先日、通勤中に良い公園を見つけた。一部は建物の陰に隠れているが、その向こうで桜の枝が柔らかに揺れている。今季最後の花見はここにしよう、と心に決めた。

実はその1週間ほど前にも、都内の花見イベントに出かけた。しかし、屋台グルメに目移りし、人混みに翻弄されながらだったので、あまり桜を見ていなかったことに気付いた。純粋に桜だけを愛(め)でる花見をしようと思い立ち、スマートフォンの地図アプリなどで近場の公園を探していたのだ。

私は身体に障害があり時短勤務をしているため、平日の午後4時ごろ、その公園を訪れた。穏やかに晴れて暖かい、絶好の花見日和だった。石垣に取り付けられた板には、「さくら公園」と彫ってある。足を踏み入れると、園内を小道が貫いており、その両脇に桜並木が続いている。滑り台やシーソーもあって、春休み中の小学生たちが楽しそうに遊んでいた。

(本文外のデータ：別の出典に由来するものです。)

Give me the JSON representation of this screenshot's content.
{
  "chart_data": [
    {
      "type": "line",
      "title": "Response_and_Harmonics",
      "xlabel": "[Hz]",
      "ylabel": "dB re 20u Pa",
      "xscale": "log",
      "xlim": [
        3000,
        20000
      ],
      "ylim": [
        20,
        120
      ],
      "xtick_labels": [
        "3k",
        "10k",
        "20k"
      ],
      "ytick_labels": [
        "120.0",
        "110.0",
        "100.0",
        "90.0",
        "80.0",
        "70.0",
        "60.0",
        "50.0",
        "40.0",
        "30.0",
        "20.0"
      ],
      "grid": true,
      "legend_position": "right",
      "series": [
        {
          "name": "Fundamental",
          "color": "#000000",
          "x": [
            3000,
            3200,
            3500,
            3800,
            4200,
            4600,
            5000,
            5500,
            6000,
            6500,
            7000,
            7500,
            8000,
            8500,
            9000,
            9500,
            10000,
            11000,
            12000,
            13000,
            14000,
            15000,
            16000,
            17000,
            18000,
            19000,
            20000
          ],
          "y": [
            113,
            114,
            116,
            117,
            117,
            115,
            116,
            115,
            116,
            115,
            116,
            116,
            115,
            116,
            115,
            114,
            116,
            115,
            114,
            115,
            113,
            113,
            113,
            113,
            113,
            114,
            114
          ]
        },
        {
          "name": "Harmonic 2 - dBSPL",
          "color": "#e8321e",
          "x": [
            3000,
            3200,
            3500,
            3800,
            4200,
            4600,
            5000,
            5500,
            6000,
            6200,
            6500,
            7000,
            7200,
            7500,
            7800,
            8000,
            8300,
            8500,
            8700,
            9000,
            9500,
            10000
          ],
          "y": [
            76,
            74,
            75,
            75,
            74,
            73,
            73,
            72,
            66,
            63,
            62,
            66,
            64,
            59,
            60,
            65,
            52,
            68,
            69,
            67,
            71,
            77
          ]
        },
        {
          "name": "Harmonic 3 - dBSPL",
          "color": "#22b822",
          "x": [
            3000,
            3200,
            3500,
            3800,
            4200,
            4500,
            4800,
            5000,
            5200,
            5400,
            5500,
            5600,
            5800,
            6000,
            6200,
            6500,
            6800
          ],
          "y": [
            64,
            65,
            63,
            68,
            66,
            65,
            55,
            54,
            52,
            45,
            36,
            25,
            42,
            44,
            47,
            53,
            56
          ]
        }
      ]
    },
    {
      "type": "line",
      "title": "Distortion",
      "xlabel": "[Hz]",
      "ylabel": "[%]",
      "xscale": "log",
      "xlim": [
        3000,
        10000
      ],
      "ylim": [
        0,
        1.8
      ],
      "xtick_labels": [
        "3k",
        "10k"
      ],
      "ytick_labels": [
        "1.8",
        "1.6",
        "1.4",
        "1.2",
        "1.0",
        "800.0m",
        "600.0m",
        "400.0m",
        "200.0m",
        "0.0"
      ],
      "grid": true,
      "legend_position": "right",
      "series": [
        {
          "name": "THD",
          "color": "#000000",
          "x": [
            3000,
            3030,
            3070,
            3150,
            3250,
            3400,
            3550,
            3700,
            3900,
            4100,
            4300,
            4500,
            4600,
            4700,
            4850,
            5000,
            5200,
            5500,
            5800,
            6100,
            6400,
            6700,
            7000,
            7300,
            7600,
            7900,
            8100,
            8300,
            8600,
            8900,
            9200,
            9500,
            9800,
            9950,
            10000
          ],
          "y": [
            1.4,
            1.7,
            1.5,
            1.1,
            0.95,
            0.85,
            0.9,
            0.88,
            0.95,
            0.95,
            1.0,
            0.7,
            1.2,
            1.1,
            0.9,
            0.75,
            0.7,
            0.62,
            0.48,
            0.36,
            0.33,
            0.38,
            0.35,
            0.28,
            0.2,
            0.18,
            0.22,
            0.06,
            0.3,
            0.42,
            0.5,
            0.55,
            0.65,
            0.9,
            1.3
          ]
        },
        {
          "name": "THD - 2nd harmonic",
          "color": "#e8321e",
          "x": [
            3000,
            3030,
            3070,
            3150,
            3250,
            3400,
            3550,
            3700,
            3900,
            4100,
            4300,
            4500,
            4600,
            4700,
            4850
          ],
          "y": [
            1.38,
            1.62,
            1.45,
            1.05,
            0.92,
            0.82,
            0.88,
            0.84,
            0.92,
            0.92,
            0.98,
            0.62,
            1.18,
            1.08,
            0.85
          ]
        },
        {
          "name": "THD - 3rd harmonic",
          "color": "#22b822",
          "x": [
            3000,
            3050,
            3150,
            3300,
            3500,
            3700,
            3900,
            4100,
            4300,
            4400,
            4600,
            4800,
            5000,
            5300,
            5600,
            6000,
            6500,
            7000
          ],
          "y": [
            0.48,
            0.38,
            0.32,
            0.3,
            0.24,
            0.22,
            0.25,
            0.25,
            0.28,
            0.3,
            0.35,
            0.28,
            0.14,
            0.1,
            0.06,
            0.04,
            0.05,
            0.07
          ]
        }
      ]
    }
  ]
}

ベンチに腰かけ、ゆっくりと桜を眺める。淡いピンク色の花が枝を埋めている様子は、毎年見ても飽きない美しさだ。ふいに、強い風が吹いた。日光を透かした花びらが儚(はかな)げに散り、地面に水玉模様を作る。桜の季節も終わりなのだ、と切なくなったが、今年は思う存分見ることができた。

生きていると楽しいことばかりではないが、青空に向かって大きく枝を伸ばし、花を咲かせている桜を見ると、元気をもらえる。来年もきっと、「さくら公園」の桜を見に行こう。